La CNIL avait suivi la doctrine du Comité européen de protection des données personnelles (CEPD). Néanmoins, le Conseil d’Etat a jugé que la CNIL, en déduisant l’interdiction des « cookies walls » de la seule exigence d’un consentement libre de l’utilisateur au dépôt de traceurs, posée par le règlement général sur la protection des données (RGPD), avait excédé ce qu’elle pouvait légalement faire dans le cadre d’un acte dit « de droit souple ».

Aux termes de son communiqué de presse, le Conseil d’Etat a affirmé que les actes de droit souple désignent les instruments qui ne créent pas de droit ou d’obligation juridique pour quiconque mais influencent fortement, dans les faits, les pratiques des opérateurs économiques, telles que les lignes directrices d’une autorité.

Ainsi, le Conseil d’État a considéré que la CNIL ne pouvait pas énoncer une telle interdiction générale et absolue par l’intermédiaire de ses lignes directrices. Un ajustement de ses dernières et l’adoption d’une recommandation afférente devraient intervenir en septembre 2020.

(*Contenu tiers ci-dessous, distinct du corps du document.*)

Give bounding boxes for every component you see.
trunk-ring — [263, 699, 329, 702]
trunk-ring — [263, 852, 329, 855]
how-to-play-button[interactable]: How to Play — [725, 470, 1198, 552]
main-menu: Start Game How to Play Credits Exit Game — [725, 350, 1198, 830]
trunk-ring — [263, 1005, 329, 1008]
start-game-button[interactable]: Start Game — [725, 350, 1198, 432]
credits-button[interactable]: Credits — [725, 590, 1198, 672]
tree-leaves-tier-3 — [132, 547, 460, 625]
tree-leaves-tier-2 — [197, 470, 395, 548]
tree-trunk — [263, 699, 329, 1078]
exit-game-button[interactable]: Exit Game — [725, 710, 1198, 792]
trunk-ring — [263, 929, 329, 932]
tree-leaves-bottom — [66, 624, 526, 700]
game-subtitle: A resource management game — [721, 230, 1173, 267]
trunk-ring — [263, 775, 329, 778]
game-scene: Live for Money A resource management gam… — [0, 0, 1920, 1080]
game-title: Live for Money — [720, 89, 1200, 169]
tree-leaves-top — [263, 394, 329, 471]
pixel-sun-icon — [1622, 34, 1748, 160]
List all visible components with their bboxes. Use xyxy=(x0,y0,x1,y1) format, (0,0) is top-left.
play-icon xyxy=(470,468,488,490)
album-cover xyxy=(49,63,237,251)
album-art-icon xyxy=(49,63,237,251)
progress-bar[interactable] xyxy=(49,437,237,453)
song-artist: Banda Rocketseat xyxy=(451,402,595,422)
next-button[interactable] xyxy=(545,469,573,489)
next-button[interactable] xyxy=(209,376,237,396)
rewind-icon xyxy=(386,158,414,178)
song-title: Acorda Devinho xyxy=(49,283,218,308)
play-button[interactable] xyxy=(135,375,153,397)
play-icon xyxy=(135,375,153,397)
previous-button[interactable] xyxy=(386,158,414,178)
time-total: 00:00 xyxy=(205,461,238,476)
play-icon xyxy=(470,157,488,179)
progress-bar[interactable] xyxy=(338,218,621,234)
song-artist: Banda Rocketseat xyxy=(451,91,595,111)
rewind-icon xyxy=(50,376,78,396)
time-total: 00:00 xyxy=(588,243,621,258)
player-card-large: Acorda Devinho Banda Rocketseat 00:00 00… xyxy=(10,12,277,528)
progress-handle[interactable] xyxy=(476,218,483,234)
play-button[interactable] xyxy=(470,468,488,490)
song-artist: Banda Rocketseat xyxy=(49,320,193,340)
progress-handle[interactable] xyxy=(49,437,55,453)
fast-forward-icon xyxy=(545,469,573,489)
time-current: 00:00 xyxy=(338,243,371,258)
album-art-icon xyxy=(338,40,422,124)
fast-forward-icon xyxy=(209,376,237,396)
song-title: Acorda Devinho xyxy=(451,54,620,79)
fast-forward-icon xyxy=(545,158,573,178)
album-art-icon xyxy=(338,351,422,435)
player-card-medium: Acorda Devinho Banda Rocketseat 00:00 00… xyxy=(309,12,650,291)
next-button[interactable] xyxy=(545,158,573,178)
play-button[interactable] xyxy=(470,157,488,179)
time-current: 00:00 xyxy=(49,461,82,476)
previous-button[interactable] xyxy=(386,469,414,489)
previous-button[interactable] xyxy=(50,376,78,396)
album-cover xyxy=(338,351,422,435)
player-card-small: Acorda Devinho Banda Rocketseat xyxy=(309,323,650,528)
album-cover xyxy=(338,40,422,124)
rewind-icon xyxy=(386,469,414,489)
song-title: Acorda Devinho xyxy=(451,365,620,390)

(Conseil d’Etat, 19 juin 2020, n°434684)

5. Le Conseil d’Etat valide la plateforme des données de santé

La loi du 24 juillet 2019, relative à l’organisation et la transformation du système de santé, a créé la plateforme de santé également appelée « Health Data Hub ». Celle-ci est chargée de stocker et de mettre à disposition des chercheurs les données nécessaires à la réalisation de leurs projets, notamment par le recours à des techniques d’intelligence artificielle. Toutefois, les données traitées dans ce contexte ne doivent pas mentionner les noms des personnes ou d’autres données directement identifiantes. Aussi, elles doivent être « pseudonymisées ».

Dans le contexte sanitaire lié à la COVID-19, le ministre chargé de la santé a décidé, par un arrêté du 21 avril 2020, d’autoriser cette plateforme afin de recevoir les premières séries de données, aux fins de réaliser des projets poursuivant une finalité d’intérêt public en lien avec l’épidémie et pour la durée de l’état d’urgence sanitaire.

Plusieurs organisations et personnalités ont formé un recours devant le Conseil d’Etat contre l’usage de cette plateforme, estimant qu’elle portait des atteintes graves et manifestement illégales au droit au respect de la vie privée et au droit à la protection des données des français. Elles relevaient notamment l’absence de garanties contre un possible transfert des données dans des états tiers – en particulier vers les Etats-Unis – et le fait que la plateforme permette une collecte très large de données sensibles et de façon irréversible.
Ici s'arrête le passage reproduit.